Он тут же воспользовался представившейся возможностью.

— А ты что, попугай? Вонючий, умственно отсталый ирландский попугай? Господи Иисусе…

Видимо, в своем офисе он всегда так себя ведет. Вываливает на всех кучи дерьма, а они его кушают. Он там, наверное, босс или что-то в этом роде. Только боссу или почтальону до такой степени наплевать на то, как они выглядят в глазах других людей, что им все сходит с рук. Костюм и очки, которые вполне могли быть украдены у Майкла Кейна [Майкл Кейн (р. 1933) — знаменитый британский актер.] году так в 1972-м, и жесткое, словно пенопластовое кольцо рыжих волос относили Лизуна именно к этой категории.
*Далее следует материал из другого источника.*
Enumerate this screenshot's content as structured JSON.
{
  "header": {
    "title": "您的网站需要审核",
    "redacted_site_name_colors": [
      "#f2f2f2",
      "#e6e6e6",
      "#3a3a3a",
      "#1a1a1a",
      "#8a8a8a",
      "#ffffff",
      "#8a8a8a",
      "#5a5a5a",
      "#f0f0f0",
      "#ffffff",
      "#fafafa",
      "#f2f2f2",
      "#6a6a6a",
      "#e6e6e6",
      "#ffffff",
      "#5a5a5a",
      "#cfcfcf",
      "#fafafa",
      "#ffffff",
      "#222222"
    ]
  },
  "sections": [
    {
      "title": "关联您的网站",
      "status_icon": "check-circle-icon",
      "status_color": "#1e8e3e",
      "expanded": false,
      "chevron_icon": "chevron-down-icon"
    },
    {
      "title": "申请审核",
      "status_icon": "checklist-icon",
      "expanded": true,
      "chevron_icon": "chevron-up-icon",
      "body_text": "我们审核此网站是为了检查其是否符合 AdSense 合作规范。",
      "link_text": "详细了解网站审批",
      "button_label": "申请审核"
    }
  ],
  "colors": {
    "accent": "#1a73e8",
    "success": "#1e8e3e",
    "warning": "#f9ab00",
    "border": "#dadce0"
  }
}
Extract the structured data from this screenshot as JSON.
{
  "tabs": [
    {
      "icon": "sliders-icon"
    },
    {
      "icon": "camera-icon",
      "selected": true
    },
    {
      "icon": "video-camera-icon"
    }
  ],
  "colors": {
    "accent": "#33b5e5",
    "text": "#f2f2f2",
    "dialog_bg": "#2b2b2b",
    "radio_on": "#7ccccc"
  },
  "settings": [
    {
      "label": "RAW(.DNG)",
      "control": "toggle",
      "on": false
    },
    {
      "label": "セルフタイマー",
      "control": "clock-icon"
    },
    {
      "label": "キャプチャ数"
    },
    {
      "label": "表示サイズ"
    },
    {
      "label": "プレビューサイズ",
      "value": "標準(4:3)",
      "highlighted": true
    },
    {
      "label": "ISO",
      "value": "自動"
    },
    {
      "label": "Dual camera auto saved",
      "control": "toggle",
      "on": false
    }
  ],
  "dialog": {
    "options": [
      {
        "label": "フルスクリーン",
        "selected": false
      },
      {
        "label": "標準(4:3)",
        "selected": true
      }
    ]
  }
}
— Нет, сэр, я не попугай, — ответил я ласково и спокойно, как меня учили в школе охранников. — Я глава службы безопасности, и суть в том, что вы дотронулись до официантки, какими бы словами вы ни прикрывали свои действия.

Мерзавец рассмеялся так, будто вокруг было полно зрителей.

— Моя работа состоит в том, чтобы прикрывать словами разные вещи, мистер Дэниел, глава службы безопасности. Это мой траханый бизнес.

Он произнес слово «траханый» так, словно услышал его по телевизору и постарался запомнить, и оно прозвучало фальшиво из его адвокатских уст.

— Это ваш траханый бизнес? — переспросил я, но произнес сложное слово именно так, как требовалось, как я услышал его от румынского наемника, служившего в христианской милиции в Тибнине. Анхель и его парни почти каждый день на своем побитом «Фольксвагене» останавливались около нашего лагеря, чтобы выменять у нас молоко длительного хранения или макароны, которые мы, в свою очередь, добывали у французов. Мне Анхель нравился; он ни разу не стрелял именно в меня, его голова представляла собой одну сплошную бороду, а еще он классно выговаривал слово «траханый», выдыхая и множа звук «х».

Только одну упаковку, Пэдди? Я же даю тебе отличный траханый фен.

Звучало просто потрясающе. Иногда, если мне хочется произвести на кого-то впечатление, я произношу «траханый» на румынский манер. Довольно часто этого достаточно, чтобы смутить собеседника и сбить его с толку.

Только рыжая обезьяна на мое двойное «х» с придыханием вообще никак не отреагировала. Более того, он настолько остался к нему равнодушен, что совершил вторую ошибку за вечер и с важным видом шагнул ко мне, будто я не был выше его на восемь дюймов и тяжелее на пятьдесят фунтов.

— Что за попугайское дерьмо? — спросил он и, хотите верьте, хотите нет, постучал меня по лбу. — У тебя что, в голове опилки? Господи Иисусе!

Я удивился тому, что он сделал, и одновременно был счастлив, поскольку на сей раз придурок прикоснулся ко мне.

— Вам не следовало меня трогать, сэр, — грустно проговорил я. — Это уже нападение, и теперь я вынужден защищаться.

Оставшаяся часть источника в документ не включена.